The point I was trying to make in my earlier post is that DNA sequence alone is also not enough to represent all of the information "encoded." So much more than sequence is important to understand just what a stretch of DNA codes for. It is not the simple code you're shown in highschool biology class. Here are just a few papers that mention some of these complications:
http://www.rnajournal.org/cgi/content/full/10/5/805
http://www.genome.org/cgi/content/full/9/5/393
http://embojournal.npgjournals.com/cgi/content/full/20/17/4794
http://www.pubmedcentral.nih.gov/articlerender.fcgi?artid=349574&tools=bot
Remember, the DI is claiming that this "digital code" literally exists and is somehow evidence for a designer. They're stating that this analogy is actually a discovery.
Without reading them in detail (and without taking the 2-week refresher course I'd need to grasp much of anything there):
I didn't see any notation that would indicate that any A, U, G or C component ever differs in any signifcant way than it has been observed before. Otherwise, one might expect to see A(1) or G(3) or some other notation to indicate which variant might actually have some differing property or effect. I could definately be wrong in this observation, and invite any to correct me if I am.

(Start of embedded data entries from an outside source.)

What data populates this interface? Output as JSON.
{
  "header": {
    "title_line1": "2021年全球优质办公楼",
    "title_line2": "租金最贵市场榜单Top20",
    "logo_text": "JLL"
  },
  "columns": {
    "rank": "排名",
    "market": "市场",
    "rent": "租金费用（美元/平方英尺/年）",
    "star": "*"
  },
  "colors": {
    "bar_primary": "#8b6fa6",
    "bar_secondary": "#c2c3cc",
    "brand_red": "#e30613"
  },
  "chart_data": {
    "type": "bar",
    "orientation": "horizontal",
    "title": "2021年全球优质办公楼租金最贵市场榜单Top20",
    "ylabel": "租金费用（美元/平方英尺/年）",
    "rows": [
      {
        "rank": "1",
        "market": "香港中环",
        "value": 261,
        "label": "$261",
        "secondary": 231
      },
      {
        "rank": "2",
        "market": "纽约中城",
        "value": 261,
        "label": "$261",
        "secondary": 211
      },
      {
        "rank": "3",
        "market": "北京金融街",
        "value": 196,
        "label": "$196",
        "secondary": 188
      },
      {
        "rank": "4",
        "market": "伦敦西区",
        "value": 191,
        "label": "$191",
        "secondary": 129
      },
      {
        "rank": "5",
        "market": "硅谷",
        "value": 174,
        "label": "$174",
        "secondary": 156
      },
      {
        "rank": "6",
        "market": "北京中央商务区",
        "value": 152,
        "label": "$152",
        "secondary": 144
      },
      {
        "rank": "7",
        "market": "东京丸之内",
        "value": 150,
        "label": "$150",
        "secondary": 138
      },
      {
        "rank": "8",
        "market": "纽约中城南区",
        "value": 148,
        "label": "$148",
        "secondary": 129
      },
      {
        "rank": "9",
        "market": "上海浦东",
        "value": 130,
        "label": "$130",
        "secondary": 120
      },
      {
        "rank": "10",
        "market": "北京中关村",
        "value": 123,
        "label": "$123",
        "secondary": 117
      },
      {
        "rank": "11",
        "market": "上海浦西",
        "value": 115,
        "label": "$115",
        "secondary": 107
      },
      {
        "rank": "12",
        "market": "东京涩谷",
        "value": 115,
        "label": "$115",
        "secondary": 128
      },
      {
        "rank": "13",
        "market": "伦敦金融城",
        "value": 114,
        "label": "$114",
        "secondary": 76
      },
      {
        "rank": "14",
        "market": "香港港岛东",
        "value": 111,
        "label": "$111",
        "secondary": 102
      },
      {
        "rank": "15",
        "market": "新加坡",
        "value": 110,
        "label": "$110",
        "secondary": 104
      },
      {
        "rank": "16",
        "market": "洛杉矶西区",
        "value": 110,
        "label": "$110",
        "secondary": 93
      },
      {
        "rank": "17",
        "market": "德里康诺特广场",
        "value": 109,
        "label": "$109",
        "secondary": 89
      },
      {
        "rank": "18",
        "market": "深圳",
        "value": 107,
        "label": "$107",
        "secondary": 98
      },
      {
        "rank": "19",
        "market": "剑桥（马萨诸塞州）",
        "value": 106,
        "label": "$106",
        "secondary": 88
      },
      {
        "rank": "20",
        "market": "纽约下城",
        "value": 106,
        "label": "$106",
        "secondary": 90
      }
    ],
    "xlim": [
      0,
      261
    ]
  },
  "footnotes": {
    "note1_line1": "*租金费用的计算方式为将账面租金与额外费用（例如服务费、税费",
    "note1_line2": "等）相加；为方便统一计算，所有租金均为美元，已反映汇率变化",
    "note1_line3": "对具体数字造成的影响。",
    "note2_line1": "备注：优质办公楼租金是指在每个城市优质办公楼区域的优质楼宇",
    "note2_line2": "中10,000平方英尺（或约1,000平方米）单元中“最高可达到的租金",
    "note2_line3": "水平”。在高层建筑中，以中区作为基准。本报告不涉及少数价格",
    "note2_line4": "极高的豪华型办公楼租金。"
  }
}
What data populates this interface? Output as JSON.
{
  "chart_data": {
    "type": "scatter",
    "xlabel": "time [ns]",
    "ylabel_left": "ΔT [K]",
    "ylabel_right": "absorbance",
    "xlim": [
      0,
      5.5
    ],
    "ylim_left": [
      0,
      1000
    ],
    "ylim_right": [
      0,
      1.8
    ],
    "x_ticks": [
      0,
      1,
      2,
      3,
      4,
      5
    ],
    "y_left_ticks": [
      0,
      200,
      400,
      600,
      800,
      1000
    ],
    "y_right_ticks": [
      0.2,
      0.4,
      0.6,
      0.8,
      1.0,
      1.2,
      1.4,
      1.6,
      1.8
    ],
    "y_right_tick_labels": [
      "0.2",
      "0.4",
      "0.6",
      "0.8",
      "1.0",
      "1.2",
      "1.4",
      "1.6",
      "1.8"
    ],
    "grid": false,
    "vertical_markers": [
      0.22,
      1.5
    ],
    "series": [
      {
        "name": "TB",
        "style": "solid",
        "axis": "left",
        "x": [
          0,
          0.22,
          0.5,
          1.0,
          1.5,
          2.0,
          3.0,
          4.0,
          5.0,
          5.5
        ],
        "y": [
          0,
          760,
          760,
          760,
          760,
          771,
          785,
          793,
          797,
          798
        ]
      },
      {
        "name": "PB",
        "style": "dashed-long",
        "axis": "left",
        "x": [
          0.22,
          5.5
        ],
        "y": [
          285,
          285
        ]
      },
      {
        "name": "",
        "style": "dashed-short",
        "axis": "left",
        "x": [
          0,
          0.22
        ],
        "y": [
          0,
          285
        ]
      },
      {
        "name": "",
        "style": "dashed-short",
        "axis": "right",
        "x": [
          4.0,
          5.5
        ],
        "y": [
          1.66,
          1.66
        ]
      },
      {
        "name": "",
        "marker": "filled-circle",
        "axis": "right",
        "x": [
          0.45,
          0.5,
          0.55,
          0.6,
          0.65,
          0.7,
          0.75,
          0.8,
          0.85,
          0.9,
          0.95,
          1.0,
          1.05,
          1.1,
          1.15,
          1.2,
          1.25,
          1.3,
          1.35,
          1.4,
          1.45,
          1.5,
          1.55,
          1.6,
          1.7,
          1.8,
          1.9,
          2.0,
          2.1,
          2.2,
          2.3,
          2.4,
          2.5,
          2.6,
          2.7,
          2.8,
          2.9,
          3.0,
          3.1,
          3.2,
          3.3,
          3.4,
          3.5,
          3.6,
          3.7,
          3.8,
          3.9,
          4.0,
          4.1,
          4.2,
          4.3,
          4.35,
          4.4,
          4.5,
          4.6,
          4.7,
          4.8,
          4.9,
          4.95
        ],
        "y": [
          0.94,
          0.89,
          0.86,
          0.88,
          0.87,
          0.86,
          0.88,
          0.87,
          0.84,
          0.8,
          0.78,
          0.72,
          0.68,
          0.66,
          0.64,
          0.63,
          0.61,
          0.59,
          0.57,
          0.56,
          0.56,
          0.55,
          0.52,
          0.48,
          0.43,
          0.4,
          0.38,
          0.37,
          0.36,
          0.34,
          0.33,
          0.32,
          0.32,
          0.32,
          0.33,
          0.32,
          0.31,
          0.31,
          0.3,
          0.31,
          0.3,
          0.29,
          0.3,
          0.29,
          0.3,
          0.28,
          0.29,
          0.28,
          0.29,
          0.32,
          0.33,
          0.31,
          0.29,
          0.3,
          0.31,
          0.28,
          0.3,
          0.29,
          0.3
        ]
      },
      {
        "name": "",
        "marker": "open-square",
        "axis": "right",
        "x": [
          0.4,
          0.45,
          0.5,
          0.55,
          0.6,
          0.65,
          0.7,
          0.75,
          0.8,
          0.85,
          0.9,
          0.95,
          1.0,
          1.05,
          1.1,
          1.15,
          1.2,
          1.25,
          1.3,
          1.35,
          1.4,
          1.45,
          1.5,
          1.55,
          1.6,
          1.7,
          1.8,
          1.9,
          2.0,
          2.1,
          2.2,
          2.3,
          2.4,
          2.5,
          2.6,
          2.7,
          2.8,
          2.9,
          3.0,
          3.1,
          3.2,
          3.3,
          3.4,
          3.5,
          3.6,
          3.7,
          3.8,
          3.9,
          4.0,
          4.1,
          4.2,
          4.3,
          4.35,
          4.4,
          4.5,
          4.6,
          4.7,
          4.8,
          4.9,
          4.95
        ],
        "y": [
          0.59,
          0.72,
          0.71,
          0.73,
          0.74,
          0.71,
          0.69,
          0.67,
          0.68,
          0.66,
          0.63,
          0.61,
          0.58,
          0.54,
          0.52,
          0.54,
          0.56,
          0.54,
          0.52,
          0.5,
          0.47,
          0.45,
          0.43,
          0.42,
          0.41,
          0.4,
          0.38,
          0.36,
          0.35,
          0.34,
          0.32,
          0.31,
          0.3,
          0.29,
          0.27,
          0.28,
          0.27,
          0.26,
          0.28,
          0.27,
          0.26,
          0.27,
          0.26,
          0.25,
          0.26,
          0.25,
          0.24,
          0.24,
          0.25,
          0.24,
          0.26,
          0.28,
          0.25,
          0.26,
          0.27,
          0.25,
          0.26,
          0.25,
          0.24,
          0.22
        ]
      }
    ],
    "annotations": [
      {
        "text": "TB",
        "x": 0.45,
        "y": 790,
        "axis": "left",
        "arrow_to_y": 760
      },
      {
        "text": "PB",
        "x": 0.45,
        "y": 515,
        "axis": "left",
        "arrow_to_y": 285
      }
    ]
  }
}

What actually happens when relevant molecules encounter these strands is entirely a different matter. The result is anything but digital to be sure, but this is not a result of a particular AUGCGUACUGAUCAG being in any way different from another identical section. I think (and again, let me know if the research says otherwise, I was unable to find a counter) that were you to cut such a section and replace it with an identical section, you would expect it to behave exactly as though you had not replaced that section.
The difference I think is physical context. Whether or not that section happens to be in a cell nucleous, or in a mitochondron, or in a soup of particular enzymes and amino acids will make a HUGE difference in what effect that section will have. As Delphi_ote points out, this becomes extremely complex when you consider all the environments the section (and later copies of it) will be exposed to.
This leads to what I believe was the planned second-prong of the ID attack on science (oops, sorry for the sudden return to topic

). Should they have ever succeeded in establishing that an intelligence was likely behind the design of living organisms, they would then proclaim that only an all-knowing being could have created such a design, given the complexity of it. Indeed, you would have seen new research into how much energy would have been required to calculate such a thing, and it likely would have exceeded all the energy in the universe.